By shifting large number of farmers into non-agricultural jobs every year, China was once able to achieve extraordinary productivity growth, while keeping inflation under control, write Huang Yi Ping, a professor at Peking University, and Jiang Ting Song, a professor at the Center for International Economics in Australia, in a recent paper. But now, they say, it is heading toward what’s known as a “Lewis turning point” — a concept named after W. Arthur Lewis, the Nobel Prize-winning economist in the 1970s, who studied the development process of countries from subsistence to modern economies. Lewis found that as economies develop and move workers from rural to urban jobs, the supply of surplus labor is reduced, driving up wages, consumption and inflation.


 


In their paper titled, “What Does the Lewis Turning Point Mean for China?” the two professors assert that after 30 years of economic reform, China is now at such a critical juncture.
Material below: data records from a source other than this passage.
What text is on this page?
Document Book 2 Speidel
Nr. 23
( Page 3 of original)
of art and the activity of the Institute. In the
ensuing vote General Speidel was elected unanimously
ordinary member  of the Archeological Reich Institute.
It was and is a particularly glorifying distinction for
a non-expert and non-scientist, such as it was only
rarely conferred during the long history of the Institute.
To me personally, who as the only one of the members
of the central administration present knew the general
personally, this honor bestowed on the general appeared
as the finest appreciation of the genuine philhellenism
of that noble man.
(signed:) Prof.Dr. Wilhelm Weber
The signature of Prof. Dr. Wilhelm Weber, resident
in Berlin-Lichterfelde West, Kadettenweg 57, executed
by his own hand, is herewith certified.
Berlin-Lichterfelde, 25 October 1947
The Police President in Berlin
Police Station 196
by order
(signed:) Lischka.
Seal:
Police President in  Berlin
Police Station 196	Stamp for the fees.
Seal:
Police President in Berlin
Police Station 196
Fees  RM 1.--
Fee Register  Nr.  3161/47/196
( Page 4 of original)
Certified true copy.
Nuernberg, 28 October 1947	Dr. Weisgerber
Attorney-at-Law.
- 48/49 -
Against this backdrop, they write, the government must carry out policies that maintain economic stability and develop a stronger culture of innovation throughout the country.


 


It will be a tough transition, says Meyer of Wharton, because of the shift from rapid economic growth underpinned by low-cost manufacturing for exports and low domestic consumption to more moderate growth based on higher domestic consumption.


 


To manage the change, he says the labor force needs to be provided with more training in service sectors and high-end manufacturing. That might be easier said than done. A country must give up some current growth if it invests in raising the quality of its labor force today to reap the rewards tomorrow. As Meyer notes, the problem is that no one wants to give up current GDP growth.


 


Amid worries about the strength of the dollar and the euro, he adds, “the fundamental issue is, who controls China’s economy? China can’t allow its economy depend so much on other countries… Right now, China’s economy is very vulnerable to the U.S. and Europe, and to change that requires tough measures.”